Quality-Based rPPG Compensation With Temporal Difference Transformer for Camera-Based Driver Monitoring

Abstract

Remote photoplethysmography (rPPG) is a method for monitoring pulse signal by utilizing a camera sensor to capture a facial video including variations in blood flow beneath the skin. Recently, rPPG advancements have enabled the measurement of an individual’s heart rate with a Root Mean Square Error (RMSE) of approximately 1.0 in controlled indoor environments. However, when applied in car dataset including driving environments, the RMSE of rPPG measurements significantly increases to over 9.07. This limitation, caused by motion-related artifacts and fluctuations in ambient illumination, becomes particularly noticeable while driving, resulting in a Percentage of Time that Error is less than 6 beats per minute (PTE6) of up to 65.1%. To address these limitations, we focus on the assessment of rPPG noise, with an emphasis on evaluating noise components within facial video and quantifying quality of the rPPG measurement.
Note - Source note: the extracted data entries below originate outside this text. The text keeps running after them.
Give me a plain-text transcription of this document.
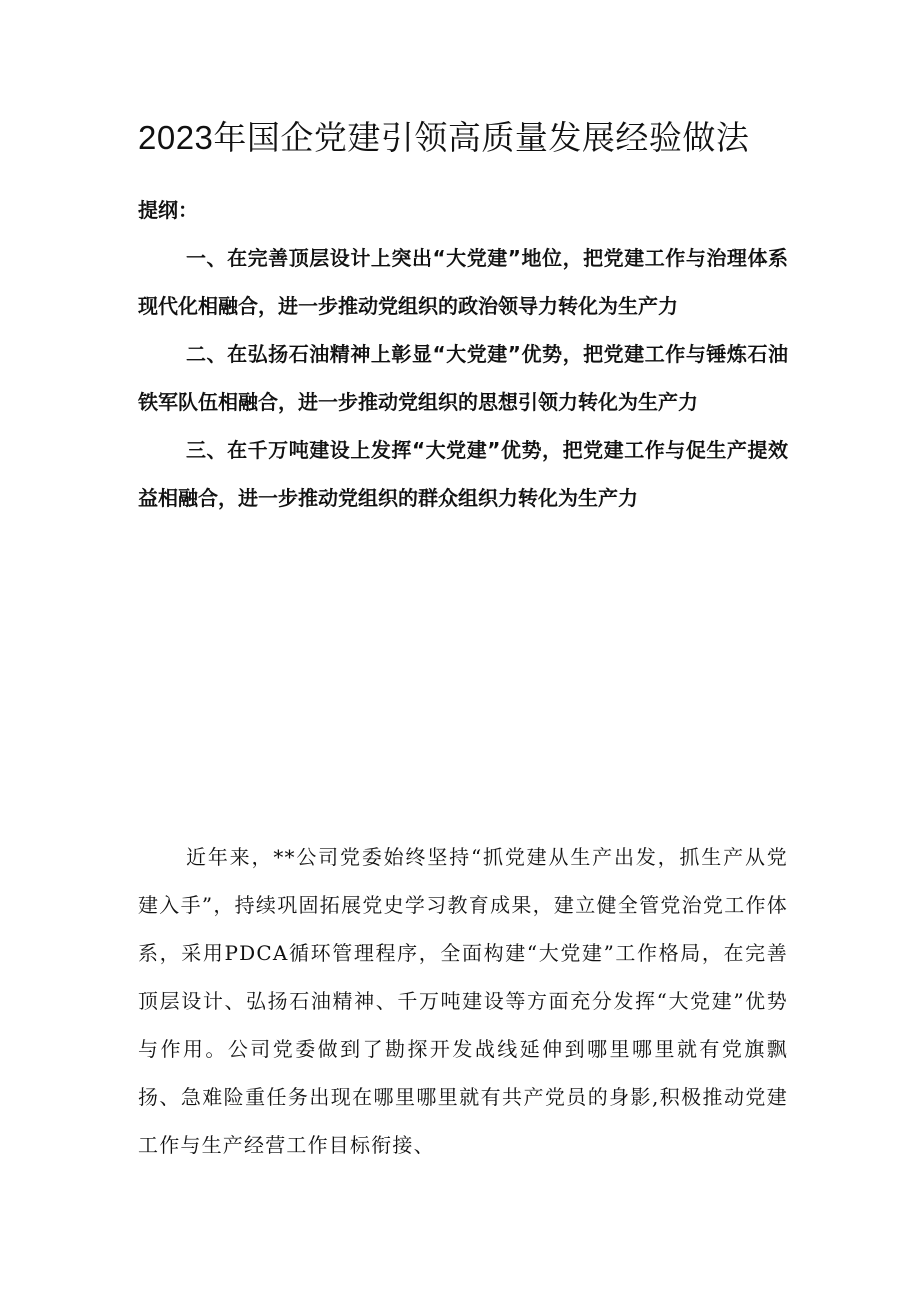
2023年国企党建引领高质量发展经验做法

提纲：

一、在完善顶层设计上突出“大党建”地位，把党建工作与治理体系现代化相融合，进一步推动党组织的政治领导力转化为生产力

二、在弘扬石油精神上彰显“大党建”优势，把党建工作与锤炼石油铁军队伍相融合，进一步推动党组织的思想引领力转化为生产力

三、在千万吨建设上发挥“大党建”优势，把党建工作与促生产提效益相融合，进一步推动党组织的群众组织力转化为生产力

近年来，**公司党委始终坚持“抓党建从生产出发，抓生产从党建入手”，持续巩固拓展党史学习教育成果，建立健全管党治党工作体系，采用PDCA循环管理程序，全面构建“大党建”工作格局，在完善顶层设计、弘扬石油精神、千万吨建设等方面充分发挥“大党建”优势与作用。公司党委做到了勘探开发战线延伸到哪里哪里就有党旗飘扬、急难险重任务出现在哪里哪里就有共产党员的身影,积极推动党建工作与生产经营工作目标衔接、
In this paper, we propose a deep learning framework that infers rPPG signal and quality based on video vision transformer. the proposed method demonstrates that the top 10% quality measurements yield PTE6 of 91.98% and 99.59% in driving and garage environments, respectively. Additionally, we introduce a quality-based rPPG compensation method that improves accuracy in driving environments by predicting rPPG quality based on noise assessment. This compensation method demonstrates superior accuracy compared to the current state-of-the-art, achieving a PTE6 of 68.24% in driving scenarios.